Le sorprendió ver a Santi allí, en una librería. Trasteando entre poetas, además. A él, que cuando le hacían leer en clase prácticamente tartamudeaba. Santi también le vio. Por desgracia para Toni, ya que pensaba evitarle.
-Hombre, cuánto tiempo.
-Hola, Santi, ¿cómo tú por aquí? -Procuró que sonara lo más sarcástico posible.
-Ya ves. Ahora nosotros también leemos.
-¿Vosotros?
-Ricardo, Bruno y yo. ¿Te acuerdas de ellos? Estamos formando un grupo literario.
-¿Cómo? ¿Un qué?
-Sí, sí, ya sé que suena casi ridículo, pero escribimos y nos leemos y lo comentamos. Cada martes en el Café Siesta. ¿Por qué no te vienes?
-Pues...
-Sí, hombre, vente. Nos vendría bien que leyeras lo que escribimos. Tú sabías mucho. ¿Qué estudiaste al final? ¿Derecho?
-Filología hispánica.
-¿Lo ves como sabes? Bueno, piénsatelo. Te dejo, que tengo que irme.
Se fijó en que Santi no había perdido el porte chulesco. Seguía siendo aquel chaval más bien estúpido, de suspensos y cursos repetidos, con su pendiente, su prematuro cigarrillo en los labios y sus aires de violenta superioridad.
Pero Toni nunca se había sentido inferior a ese grupo de trogloditas. Les consideraba estúpidos y engreídos. Los clásicos matoncillos del tres al cuarto que disfrutaban humillando al debilucho. Al empollón.
Con él no se habían ensañado. No había sido un empollón al uso, sino un chico extremadamente inteligente, y también altivo, orgulloso, desdeñoso. Casi tanto como ellos.
Aun así, había que reconocer que en su momento había sentido cierta envidia: ellos habían entrado en una discoteca antes que él, se habían emborrachado antes que él, habían follado antes que él.

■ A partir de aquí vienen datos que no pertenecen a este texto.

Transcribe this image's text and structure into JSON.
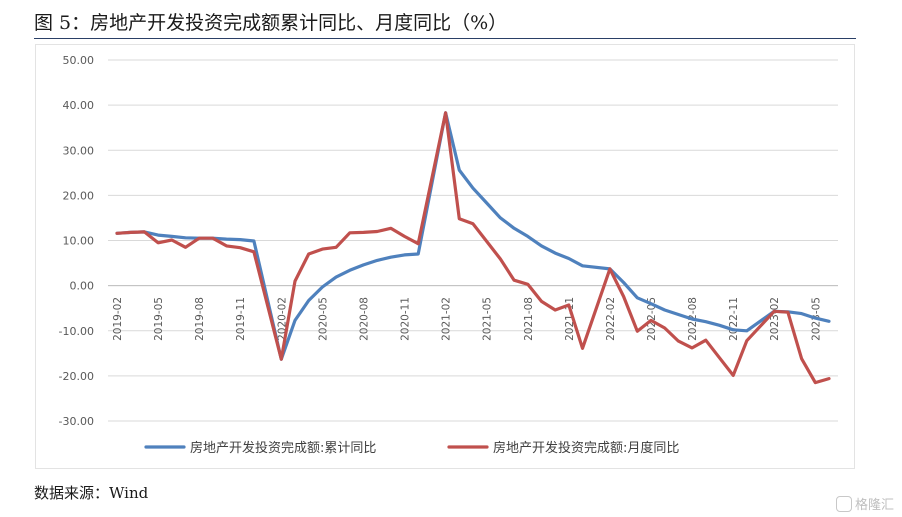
{
  "figure": {
    "title": "图 5：房地产开发投资完成额累计同比、月度同比（%）",
    "source": "数据来源：Wind"
  },
  "watermark": {
    "text": "格隆汇",
    "icon": "gelonghui-logo-icon"
  },
  "chart_data": {
    "type": "line",
    "x": [
      "2019-02",
      "2019-03",
      "2019-04",
      "2019-05",
      "2019-06",
      "2019-07",
      "2019-08",
      "2019-09",
      "2019-10",
      "2019-11",
      "2019-12",
      "2020-01",
      "2020-02",
      "2020-03",
      "2020-04",
      "2020-05",
      "2020-06",
      "2020-07",
      "2020-08",
      "2020-09",
      "2020-10",
      "2020-11",
      "2020-12",
      "2021-01",
      "2021-02",
      "2021-03",
      "2021-04",
      "2021-05",
      "2021-06",
      "2021-07",
      "2021-08",
      "2021-09",
      "2021-10",
      "2021-11",
      "2021-12",
      "2022-01",
      "2022-02",
      "2022-03",
      "2022-04",
      "2022-05",
      "2022-06",
      "2022-07",
      "2022-08",
      "2022-09",
      "2022-10",
      "2022-11",
      "2022-12",
      "2023-01",
      "2023-02",
      "2023-03",
      "2023-04",
      "2023-05",
      "2023-06"
    ],
    "tick_labels": [
      "2019-02",
      "2019-05",
      "2019-08",
      "2019-11",
      "2020-02",
      "2020-05",
      "2020-08",
      "2020-11",
      "2021-02",
      "2021-05",
      "2021-08",
      "2021-11",
      "2022-02",
      "2022-05",
      "2022-08",
      "2022-11",
      "2023-02",
      "2023-05"
    ],
    "ylim": [
      -30,
      50
    ],
    "yticks": [
      "50.00",
      "40.00",
      "30.00",
      "20.00",
      "10.00",
      "0.00",
      "-10.00",
      "-20.00",
      "-30.00"
    ],
    "grid": true,
    "legend_position": "bottom",
    "series": [
      {
        "name": "房地产开发投资完成额:累计同比",
        "color": "#4f81bd",
        "values": [
          11.6,
          11.8,
          11.9,
          11.2,
          10.9,
          10.6,
          10.5,
          10.5,
          10.3,
          10.2,
          9.9,
          null,
          -16.3,
          -7.7,
          -3.3,
          -0.3,
          1.9,
          3.4,
          4.6,
          5.6,
          6.3,
          6.8,
          7.0,
          null,
          38.3,
          25.6,
          21.6,
          18.3,
          15.0,
          12.7,
          10.9,
          8.8,
          7.2,
          6.0,
          4.4,
          null,
          3.7,
          0.7,
          -2.7,
          -4.0,
          -5.4,
          -6.4,
          -7.4,
          -8.0,
          -8.8,
          -9.8,
          -10.0,
          null,
          -5.7,
          -5.8,
          -6.2,
          -7.2,
          -7.9
        ]
      },
      {
        "name": "房地产开发投资完成额:月度同比",
        "color": "#c0504d",
        "values": [
          11.6,
          11.8,
          11.9,
          9.5,
          10.1,
          8.5,
          10.5,
          10.5,
          8.8,
          8.4,
          7.5,
          null,
          -16.3,
          1.0,
          7.0,
          8.1,
          8.5,
          11.7,
          11.8,
          12.0,
          12.7,
          10.9,
          9.3,
          null,
          38.3,
          14.8,
          13.7,
          9.8,
          5.9,
          1.2,
          0.3,
          -3.5,
          -5.4,
          -4.3,
          -13.9,
          null,
          3.7,
          -2.4,
          -10.1,
          -7.7,
          -9.4,
          -12.3,
          -13.8,
          -12.1,
          -16.0,
          -19.9,
          -12.2,
          null,
          -5.7,
          -5.9,
          -16.2,
          -21.5,
          -20.6
        ]
      }
    ]
  }
}
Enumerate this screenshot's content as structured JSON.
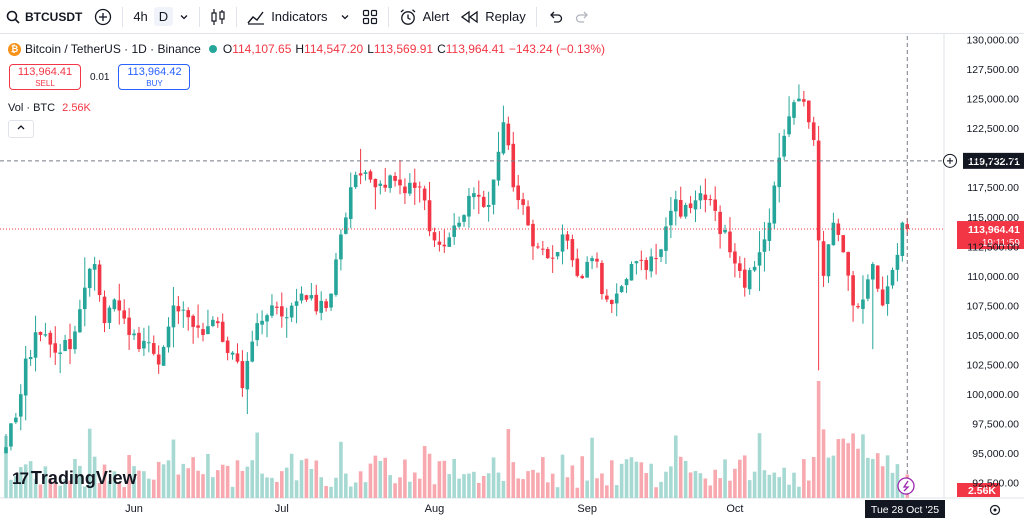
{
  "toolbar": {
    "symbol": "BTCUSDT",
    "timeframe_4h": "4h",
    "timeframe_d": "D",
    "indicators": "Indicators",
    "alert": "Alert",
    "replay": "Replay"
  },
  "legend": {
    "title": "Bitcoin / TetherUS · 1D · Binance",
    "o_label": "O",
    "o": "114,107.65",
    "h_label": "H",
    "h": "114,547.20",
    "l_label": "L",
    "l": "113,569.91",
    "c_label": "C",
    "c": "113,964.41",
    "change": "−143.24 (−0.13%)"
  },
  "trade": {
    "sell_price": "113,964.41",
    "sell_label": "SELL",
    "spread": "0.01",
    "buy_price": "113,964.42",
    "buy_label": "BUY"
  },
  "volume": {
    "label": "Vol · BTC",
    "value": "2.56K"
  },
  "branding": "TradingView",
  "colors": {
    "up": "#26a69a",
    "down": "#f23645",
    "vol_up": "#a7d9d3",
    "vol_down": "#f7a9af"
  },
  "chart_data": {
    "type": "candlestick",
    "symbol": "Bitcoin / TetherUS",
    "interval": "1D",
    "exchange": "Binance",
    "y_ticks": [
      130000,
      127500,
      125000,
      122500,
      120000,
      117500,
      115000,
      112500,
      110000,
      107500,
      105000,
      102500,
      100000,
      97500,
      95000,
      92500
    ],
    "y_tick_labels": [
      "130,000.00",
      "127,500.00",
      "125,000.00",
      "122,500.00",
      "120,000.00",
      "117,500.00",
      "115,000.00",
      "112,500.00",
      "110,000.00",
      "107,500.00",
      "105,000.00",
      "102,500.00",
      "100,000.00",
      "97,500.00",
      "95,000.00",
      "92,500.00"
    ],
    "y_range": [
      91200,
      130300
    ],
    "x_ticks": [
      {
        "label": "Jun",
        "index": 26
      },
      {
        "label": "Jul",
        "index": 56
      },
      {
        "label": "Aug",
        "index": 87
      },
      {
        "label": "Sep",
        "index": 118
      },
      {
        "label": "Oct",
        "index": 148
      }
    ],
    "current_price": 113964.41,
    "current_price_label": "113,964.41",
    "countdown": "19:11:59",
    "crosshair_price": 119732.71,
    "crosshair_price_label": "119,732.71",
    "crosshair_date": "Tue 28 Oct '25",
    "volume_last_label": "2.56K",
    "keypoints": [
      [
        0,
        95500,
        2
      ],
      [
        2,
        98000,
        3
      ],
      [
        4,
        103000,
        4
      ],
      [
        7,
        105000,
        2
      ],
      [
        10,
        103500,
        2
      ],
      [
        13,
        103800,
        2
      ],
      [
        16,
        109000,
        3
      ],
      [
        18,
        111000,
        3
      ],
      [
        20,
        106000,
        2
      ],
      [
        22,
        108000,
        2
      ],
      [
        25,
        105000,
        2
      ],
      [
        28,
        104500,
        2
      ],
      [
        31,
        102500,
        2
      ],
      [
        34,
        107500,
        2
      ],
      [
        37,
        106500,
        2
      ],
      [
        40,
        105000,
        2
      ],
      [
        43,
        106000,
        2
      ],
      [
        46,
        103500,
        2
      ],
      [
        48,
        100500,
        3
      ],
      [
        51,
        106000,
        2
      ],
      [
        54,
        107500,
        2
      ],
      [
        57,
        106500,
        2
      ],
      [
        60,
        108500,
        2
      ],
      [
        63,
        107000,
        2
      ],
      [
        66,
        108500,
        2
      ],
      [
        68,
        113500,
        3
      ],
      [
        70,
        117500,
        3
      ],
      [
        72,
        118500,
        2
      ],
      [
        75,
        117500,
        2
      ],
      [
        78,
        118500,
        2
      ],
      [
        81,
        117000,
        2
      ],
      [
        84,
        117500,
        2
      ],
      [
        87,
        113000,
        3
      ],
      [
        89,
        112500,
        2
      ],
      [
        92,
        114500,
        2
      ],
      [
        95,
        117000,
        2
      ],
      [
        98,
        116000,
        2
      ],
      [
        100,
        120500,
        3
      ],
      [
        101,
        123000,
        3
      ],
      [
        103,
        117500,
        2
      ],
      [
        105,
        116000,
        2
      ],
      [
        107,
        112500,
        3
      ],
      [
        110,
        111500,
        2
      ],
      [
        113,
        113500,
        2
      ],
      [
        116,
        110000,
        2
      ],
      [
        119,
        111500,
        2
      ],
      [
        122,
        108000,
        2
      ],
      [
        124,
        108500,
        2
      ],
      [
        127,
        111000,
        2
      ],
      [
        130,
        110500,
        2
      ],
      [
        132,
        111500,
        2
      ],
      [
        135,
        115500,
        2
      ],
      [
        138,
        116000,
        2
      ],
      [
        141,
        117000,
        2
      ],
      [
        144,
        115500,
        2
      ],
      [
        147,
        112000,
        2
      ],
      [
        150,
        109000,
        2
      ],
      [
        153,
        112000,
        2
      ],
      [
        155,
        114500,
        2
      ],
      [
        157,
        120000,
        3
      ],
      [
        159,
        123500,
        3
      ],
      [
        161,
        125000,
        3
      ],
      [
        163,
        123000,
        2
      ],
      [
        164,
        121500,
        2
      ],
      [
        165,
        113000,
        3
      ],
      [
        166,
        110000,
        3
      ],
      [
        168,
        114500,
        2
      ],
      [
        170,
        112000,
        2
      ],
      [
        172,
        107500,
        2
      ],
      [
        174,
        108000,
        2
      ],
      [
        176,
        111000,
        2
      ],
      [
        178,
        107500,
        2
      ],
      [
        180,
        110500,
        2
      ],
      [
        182,
        114500,
        2
      ],
      [
        183,
        113964.41,
        1
      ]
    ]
  }
}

Al final decidió presentarse en el bar. Por curiosidad, claro. Para reírse un rato. Un grupo literario, qué ridículo. Y allí estaban los tres, aún con aires adolescentes, con sus cigarrillos, sus mecheros zippo. Pero rodeados de libretitas, folios manchados con letra de niño pequeño, algún boli bic mordisqueado y un par de libros de poesía.
-Toni -dijo Santi-, me alegro de que hayas venido.
Sonrió mientras estrechaba aquellas tres manos que tantas collejas habían propinado. Cruzaron unas pocas palabras. Qué hacéis, a qué os dedicáis. Ellos a poco. Querían aprender a escribir. Estaban leyendo mucho. Más que antes, desde luego. Ya se sabe, cuando se es crío uno no se da cuenta. Pero aún se está a tiempo. Claro, claro, lo importante es la voluntad.
-Te hemos traído unas cosillas -comentó Bruno, casi tímidamente-. Breves. Para que las leas y nos digas qué te parecen.
-Pero sé sincero -dijo Santi-. Si no te gustan, dilo. Queremos aprender.
Cogió los folios impresos a ordenador que le ofrecían. Santi había escrito un cuento sobre una ruptura amorosa, lleno de atardeceres, cielos rojizos, corazones grises y cartas rotas en miles de pedacitos (como los grises corazones). Bruno había llenado cinco páginas con polisílabos y sentimientos inabarcables, situaciones inexorables, realidades reconstruidas, pesadumbres irreconciliables. El cuento de Ricardo era un cúmulo de frases cortas, llenas de tacos y, joder, hachazos, tiros y puta y sucia sangre sobre el suelo.
Al final de uno de los tres relatos, Toni era ya incapaz de recordar cuál, el protagonista se revelaba loco. En otro, todo era un sueño. En el tercero había sorpresa final: el narrador era en realidad el culpable de todo.
Por supuesto, todas aquellas páginas estaban llenas de errores. Al menos, los ortográficos, los que más duelen, no abundaban. Pero no había coma que estuviera en su sitio, las concordancias fallaban, la sintaxis deslavazada encriptaba el simple significado de muchas de las frases.
Toni dejó los folios sobre la mesa. Miró a sus tres antiguos compañeros. Estaban nerviosos. Como todos los que escriben, querían oír halagos, buenas palabras, vais por buen camino, tenéis que esforzaros un poco más, trabajad más los textos, cuidad los detalles.
-Bueno, ¿qué? -Preguntó Ricardo.
-Sé sincero -volvió a mentir Santi.
Toni sonrió. Supo que iba a hacerles llorar.